Era uma boa pergunta. O meu entrevistado, que pediu para manter o anonimato, tinha uma capacidade invulgar: o seu cérebro não eliminava memórias. Ele lembrava-se de tudo, de forma tão nítida e lúcida como se estivesse a acontecer no presente.
- Quantas pessoas já lhe disseram que desejavam ter o seu "dom"? - Era uma pergunta algo óbvia, mas não lhe resisti.
- 243 - respondeu sem hesitar. - As pessoas pensam que ter memória permanente é muito giro e útil. Mas não é. Elas não imaginam... Não sabem...
Pensei por segundos que ele ia chorar. O peso das memórias pode ser esmagador mesmo para quem tem a sorte de as poder esquecer. Mas para ele, elas estão sempre vivas, e o impacto dos acontecimentos nunca diminui. Não me teria surpreendido se a conversa comigo o tivesse confrontado com algo doloroso do seu passado. Mas de repente, olhou na minha direcção como se eu não estivesse ali, com um sorriso preguiçoso nos lábios.
Perguntei-lhe o que estava a "recordar".
- Heroína - riu-se. - Quando me sinto a focar-me... a focar-me sem querer em algo mau, a vez em que experimentei é porreira para reviver.
- É assim que consegue aguentar? É tudo uma questão de foco?
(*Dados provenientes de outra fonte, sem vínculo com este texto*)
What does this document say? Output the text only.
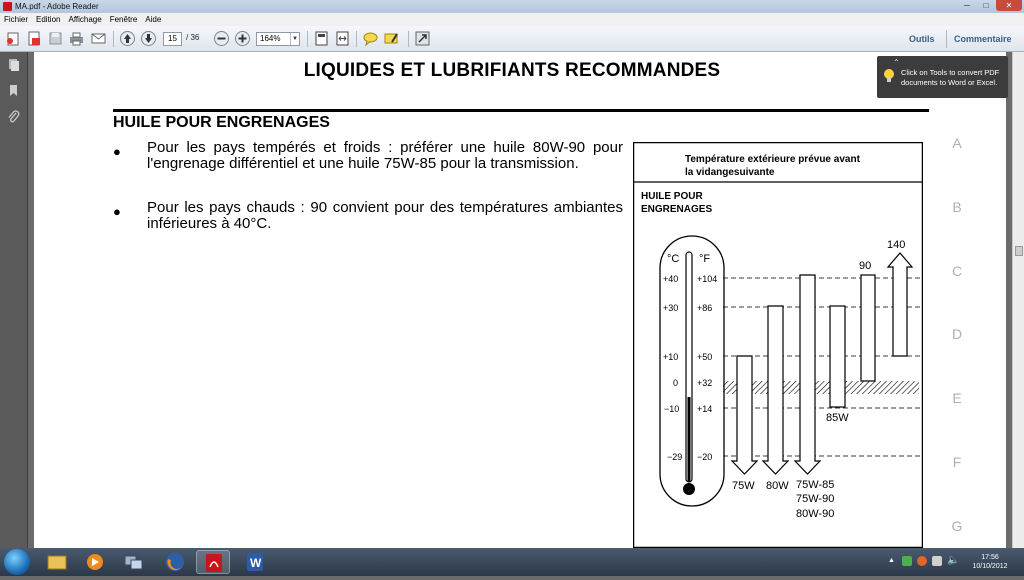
MA.pdf - Adobe Reader	─	□	✕
Fichier	Edition	Affichage	Fenêtre	Aide
15	/ 36	164%	▼	Outils Commentaire
LIQUIDES ET LUBRIFIANTS RECOMMANDES
HUILE POUR ENGRENAGES
● Pour les pays tempérés et froids : préférer une huile 80W-90 pour l'engrenage différentiel et une huile 75W-85 pour la transmission.
● Pour les pays chauds : 90 convient pour des températures ambiantes inférieures à 40°C.
A
B
C
D
E
F
G
Température extérieure prévue avant
la vidangesuivante
HUILE POUR
ENGRENAGES
°C °F
+40
+30
+10
0
−10
−29
+104
+86
+50
+32
+14
−20
75W 80W 75W-85
75W-90
80W-90
85W
90
140
⌃
Click on Tools to convert PDF documents to Word or Excel.
W	▲	🔈	17:56
10/10/2012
- Tento que seja. Muitas vezes, focar-me só no que quero funciona. A maioria das vezes, não.
Acabei por sair dali sentindo que mal tínhamos aflorado a questão. Havia muito mais por dizer sobre a condição dele, e combinámos que voltaria noutro dia, talvez para uma segunda reportagem, ou só para uma conversa amigável.
Não tive essa hipótese. Ele foi encontrado morto pouco depois, com um buraco na nuca aberto por um berbequim. Oficialmente, foi suicídio.
Eu acho que ele só queria deixar as memórias escapar.